Yazacağım!

Sizden gelen mektuplar benim için çok önemli... Çünkü umudun da umutsuzluğun da... 

Kavganın da teslimiyetin de... 

Coşkunun da yılgınlığın da... 

Sevincin de üzüntünün de işaret fişeğidir o mektuplar. 

Onlarla yıkanır, arınır, beslenir, güçlenirim. 

Süngümün düştüğü an can simidimdir onlar; sarılırım... 

Hızlı gittiğim anda, frenimdir... 

Bazen anne eli gibi şefkatle saçlarımı okşar; bazen usta eli gibi acımasızca kulağımı çeker! 

Ne olursa olsun; değerini bilirim mektuplarınızın... 

Bazen şiir çıkar içlerinden bazen, ağıt... 

Gözyaşıdır mektuplarınız, kahkahadır, dost sohbetidir... 

Eksik etmediğiniz için; teşekkür ederim. 

Bugün yine sizden birinin, Taylan Özgür Özden’in “Yazacağım” başlıklı dizelerini taşıyacağım bu sütuna...  

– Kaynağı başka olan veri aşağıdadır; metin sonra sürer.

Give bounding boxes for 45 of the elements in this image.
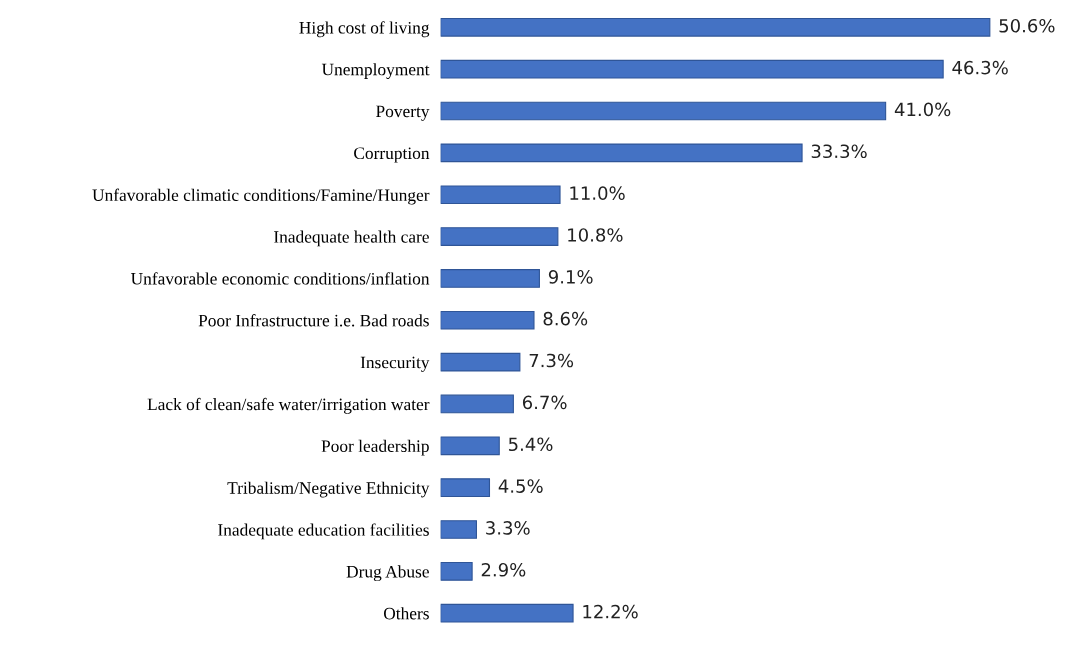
y-tick-label: Poor Infrastructure i.e. Bad roads xyxy=(198,314,429,327)
data-label: 46.3% xyxy=(952,60,1008,75)
bar xyxy=(440,478,491,498)
bar xyxy=(440,310,535,330)
y-tick-label: Tribalism/Negative Ethnicity xyxy=(227,481,430,498)
data-label: 12.2% xyxy=(583,604,638,619)
y-tick-label: Lack of clean/safe water/irrigation water xyxy=(147,397,430,414)
data-label: 6.7% xyxy=(522,395,567,410)
y-tick-label: Unemployment xyxy=(321,63,430,79)
bar xyxy=(440,269,540,288)
bar xyxy=(440,603,574,623)
y-tick-label: Poor leadership xyxy=(321,439,429,456)
bar xyxy=(440,59,944,79)
y-tick-label: Unfavorable climatic conditions/Famine/Hunger xyxy=(92,188,430,205)
data-label: 7.3% xyxy=(529,353,574,368)
bar xyxy=(440,520,478,539)
y-tick-label: Unfavorable economic conditions/inflation xyxy=(130,272,430,285)
data-label: 8.6% xyxy=(543,311,588,326)
y-tick-label: Insecurity xyxy=(360,356,430,372)
bar xyxy=(440,17,991,37)
y-tick-label: Others xyxy=(383,607,429,620)
data-label: 10.8% xyxy=(568,228,623,242)
y-tick-label: Inadequate health care xyxy=(274,230,429,247)
data-label: 4.5% xyxy=(498,479,543,493)
data-label: 2.9% xyxy=(481,562,526,577)
data-label: 41.0% xyxy=(894,102,951,117)
y-tick-label: Inadequate education facilities xyxy=(218,523,429,540)
bar xyxy=(440,436,500,456)
data-label: 50.6% xyxy=(999,18,1055,33)
data-label: 11.0% xyxy=(570,186,625,200)
data-label: 5.4% xyxy=(508,437,553,452)
y-tick-label: Drug Abuse xyxy=(346,565,429,582)
bar xyxy=(440,143,803,163)
bar xyxy=(440,562,473,581)
bar xyxy=(440,394,514,414)
bar xyxy=(440,227,559,246)
y-tick-label: High cost of living xyxy=(299,21,430,38)
bar xyxy=(440,185,561,205)
data-label: 3.3% xyxy=(486,521,530,535)
data-label: 9.1% xyxy=(548,270,593,284)
y-tick-label: Poverty xyxy=(376,105,430,121)
bar xyxy=(440,101,887,121)
y-tick-label: Corruption xyxy=(354,147,430,163)
bar xyxy=(440,352,521,372)
data-label: 33.3% xyxy=(811,144,867,159)
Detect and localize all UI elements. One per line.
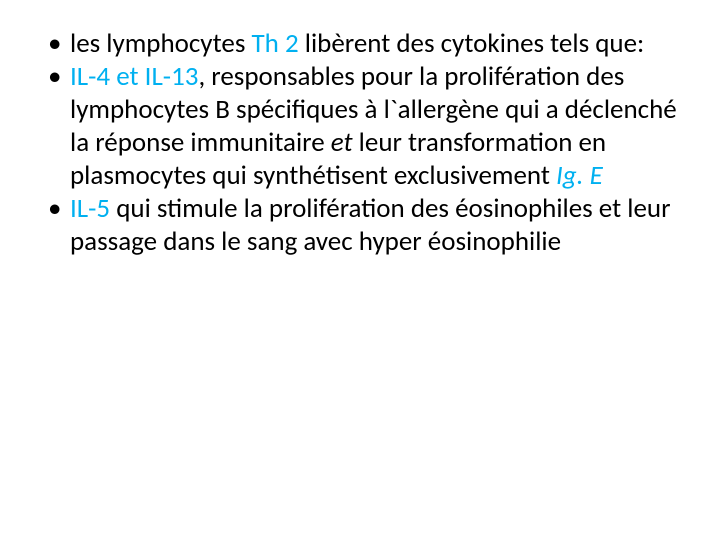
text-segment: libèrent des cytokines tels que:	[305, 27, 645, 60]
accent-text: IL-5	[70, 192, 110, 225]
list-item: IL-4 et IL-13, responsables pour la prol…	[42, 61, 678, 193]
slide: les lymphocytes Th 2 libèrent des cytoki…	[0, 0, 720, 540]
accent-text: IL-4 et IL-13	[70, 60, 198, 93]
list-item: les lymphocytes Th 2 libèrent des cytoki…	[42, 28, 678, 61]
text-segment: qui stimule la prolifération des éosinop…	[70, 192, 670, 258]
list-item: IL-5 qui stimule la prolifération des éo…	[42, 193, 678, 259]
accent-text: Ig. E	[556, 159, 603, 192]
text-segment: les lymphocytes	[70, 27, 252, 60]
bullet-list: les lymphocytes Th 2 libèrent des cytoki…	[42, 28, 678, 259]
accent-text: Th 2	[252, 27, 305, 60]
italic-text: et	[331, 126, 353, 159]
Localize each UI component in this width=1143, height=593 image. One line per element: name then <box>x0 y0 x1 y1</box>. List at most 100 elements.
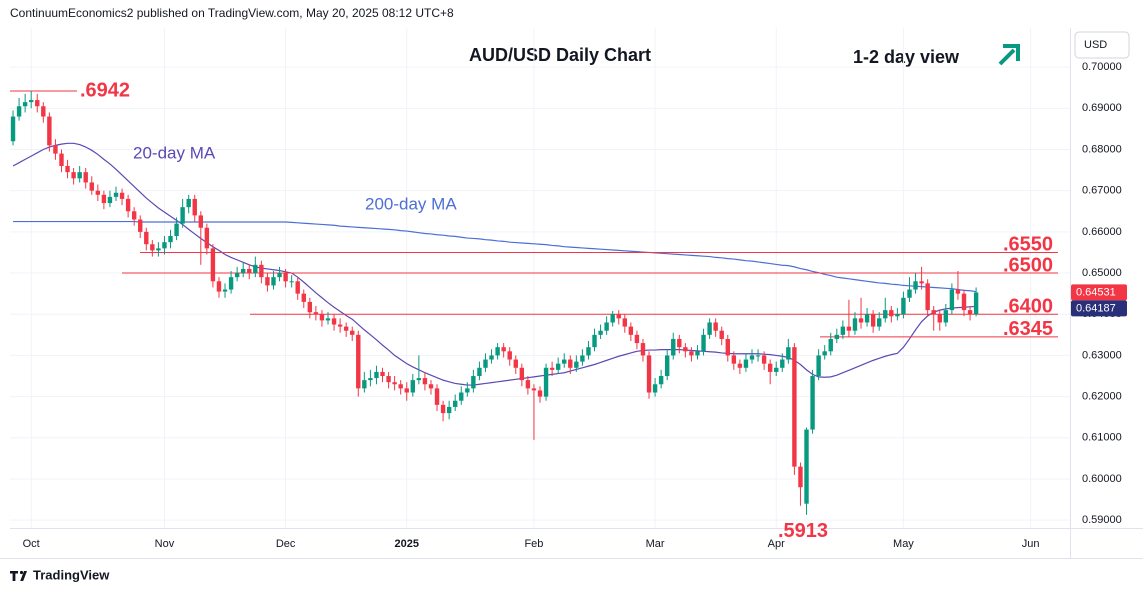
candle <box>53 139 58 160</box>
candle <box>241 262 246 278</box>
candle-body <box>852 318 858 331</box>
candle-body <box>138 219 143 232</box>
candle <box>695 345 700 360</box>
candle <box>168 229 173 249</box>
candle-body <box>471 376 476 389</box>
x-tick-label: Mar <box>646 538 665 550</box>
candle-body <box>507 351 512 360</box>
candle-body <box>555 363 561 370</box>
candle-body <box>725 338 730 356</box>
candle <box>295 277 300 300</box>
x-tick-label: May <box>893 538 914 550</box>
candle-body <box>289 281 294 283</box>
candle <box>725 334 730 362</box>
candle <box>961 289 967 317</box>
candle-body <box>386 376 391 383</box>
candle <box>895 308 900 321</box>
candle <box>755 349 761 362</box>
candle <box>761 351 767 370</box>
candle <box>343 322 349 337</box>
candle-body <box>798 466 803 488</box>
candle <box>434 384 440 412</box>
candle-body <box>622 318 627 327</box>
candle-body <box>877 318 882 327</box>
candle <box>350 326 355 342</box>
candle-body <box>247 268 252 274</box>
y-tick-label: 0.63000 <box>1082 349 1122 361</box>
price-label: 0.64187 <box>1076 302 1116 314</box>
candle <box>749 349 755 364</box>
candle <box>119 188 125 206</box>
candle-body <box>919 281 924 284</box>
candle <box>610 310 615 327</box>
candle-body <box>586 347 591 356</box>
candle-body <box>689 351 694 356</box>
candle <box>234 266 240 282</box>
candle-body <box>870 314 876 327</box>
annotation: .5913 <box>778 520 828 542</box>
candle <box>780 353 785 372</box>
y-tick-label: 0.62000 <box>1082 391 1122 403</box>
candle-body <box>531 388 537 391</box>
candle <box>210 244 216 288</box>
candle <box>71 168 76 185</box>
candle-body <box>89 182 94 191</box>
candle-body <box>658 376 664 385</box>
candle-body <box>47 116 52 146</box>
candle <box>519 363 525 387</box>
candle <box>247 264 252 280</box>
candle <box>798 462 803 506</box>
candle-body <box>761 355 767 364</box>
candle-body <box>925 283 930 311</box>
candle-body <box>707 322 712 335</box>
x-tick-label: Nov <box>155 538 175 550</box>
candle <box>828 332 833 356</box>
candle <box>810 369 815 434</box>
candle <box>646 351 652 399</box>
candle <box>671 332 676 360</box>
candle-body <box>665 355 670 377</box>
candle <box>580 349 585 366</box>
candle <box>622 314 627 333</box>
candle-body <box>677 338 682 348</box>
candle-body <box>356 334 361 389</box>
candle <box>22 93 28 113</box>
candle <box>549 361 555 377</box>
ma-line <box>12 142 977 386</box>
candle-body <box>858 318 864 323</box>
candle <box>598 324 603 339</box>
candle <box>319 310 325 327</box>
candle <box>192 194 197 222</box>
candle-body <box>501 347 506 352</box>
candle <box>356 330 361 397</box>
price-label-box <box>1071 300 1127 317</box>
candle <box>228 270 234 294</box>
candle <box>283 268 288 288</box>
candle <box>404 382 409 401</box>
candle-body <box>495 347 500 356</box>
candle-body <box>828 338 833 352</box>
candle <box>640 338 646 362</box>
currency: USD <box>1084 39 1107 51</box>
candle-body <box>446 406 452 414</box>
candle <box>422 371 428 391</box>
candle-body <box>83 172 88 183</box>
x-tick-label: Apr <box>768 538 785 550</box>
candle <box>16 98 22 121</box>
candle-body <box>592 334 597 348</box>
candle-body <box>53 145 58 154</box>
y-tick-label: 0.61000 <box>1082 432 1122 444</box>
candle <box>162 235 167 255</box>
candle <box>65 159 70 179</box>
candle <box>731 351 737 370</box>
candle-body <box>525 380 531 389</box>
candle-body <box>580 355 585 362</box>
candle <box>10 110 16 146</box>
candle <box>362 371 367 393</box>
candle <box>907 277 912 302</box>
candle-body <box>810 376 815 430</box>
candle-body <box>204 227 210 249</box>
candle <box>59 149 64 173</box>
ma-line <box>13 220 977 293</box>
candle <box>701 328 706 356</box>
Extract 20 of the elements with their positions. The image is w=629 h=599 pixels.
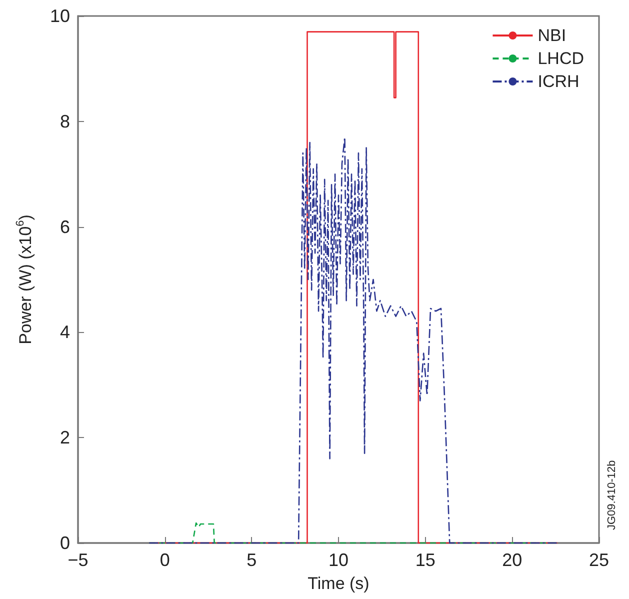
x-tick-label: 10 bbox=[328, 550, 349, 570]
x-tick-label: −5 bbox=[68, 550, 88, 570]
line-series bbox=[148, 136, 558, 544]
x-axis-title: Time (s) bbox=[308, 574, 370, 593]
y-tick-label: 8 bbox=[60, 111, 70, 132]
y-axis-title: Power (W) (x106) bbox=[14, 214, 35, 344]
y-tick-label: 2 bbox=[60, 428, 70, 448]
legend-label: NBI bbox=[538, 26, 566, 45]
x-tick-label: 20 bbox=[502, 550, 522, 570]
y-tick-label: 10 bbox=[50, 6, 70, 26]
x-tick-label: 0 bbox=[160, 550, 170, 570]
y-tick-label: 4 bbox=[60, 322, 70, 342]
y-tick-label: 6 bbox=[60, 216, 70, 237]
y-tick-label: 0 bbox=[60, 533, 70, 553]
x-tick-label: 25 bbox=[588, 550, 610, 570]
text: JG09.410-12b bbox=[606, 460, 618, 530]
x-tick-label: 5 bbox=[246, 550, 257, 570]
legend-label: ICRH bbox=[538, 72, 580, 91]
x-tick-label: 15 bbox=[415, 550, 436, 570]
legend-label: LHCD bbox=[538, 49, 584, 68]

Ben çok beğendim; bakalım benim hissettiklerimi siz de hissedecek misiniz? 

Yazacağım bu can tende.. 

Kalana dek yazacağım.. 

Sevgi dolu bir dünyayı.. 

Bulana dek yazacağım. 

*** 

Yapılan tüm talanlardan.. 

Söylenilen yalanlardan.. 

Hesabını hırsızlardan.. 

Sorana dek yazacağım. 

*** 

Adaletin gür sesine.. 

Yapışıp da ensesine.. 

Silivrinin kodesine.. 

Sokana dek yazacağım. 

*** 

Kodesinde anırırken.. 

Çile çekip bağırırken.. 

Sürüm sürüm sürünürken.. 

Görene dek yazacağım. 

*** 

Çemkirenlerin dilini.. 

Haramzadenin elini.. 

Kahpe düzenin belini.. 

Kırana dek yazacağım. 

*** 

Hangi bir dertleri sayak.. 

Vekile yapılan kıyak.. 

Kadına atılan dayak.. 

Durana dek yazacağım. 

*** 

Taylanım bu öfke neden.. 

Kahpe dünyadan gitmeden.. 

Namussuzu canevinden.. 

Vurana dek yazacağım. 

HUBER! (154)  

Cumhurbaşkanı Abdullah Gül’ün adı AKP’ye alternatif yeni bir parti kurma çalışmalarında geçiyor. 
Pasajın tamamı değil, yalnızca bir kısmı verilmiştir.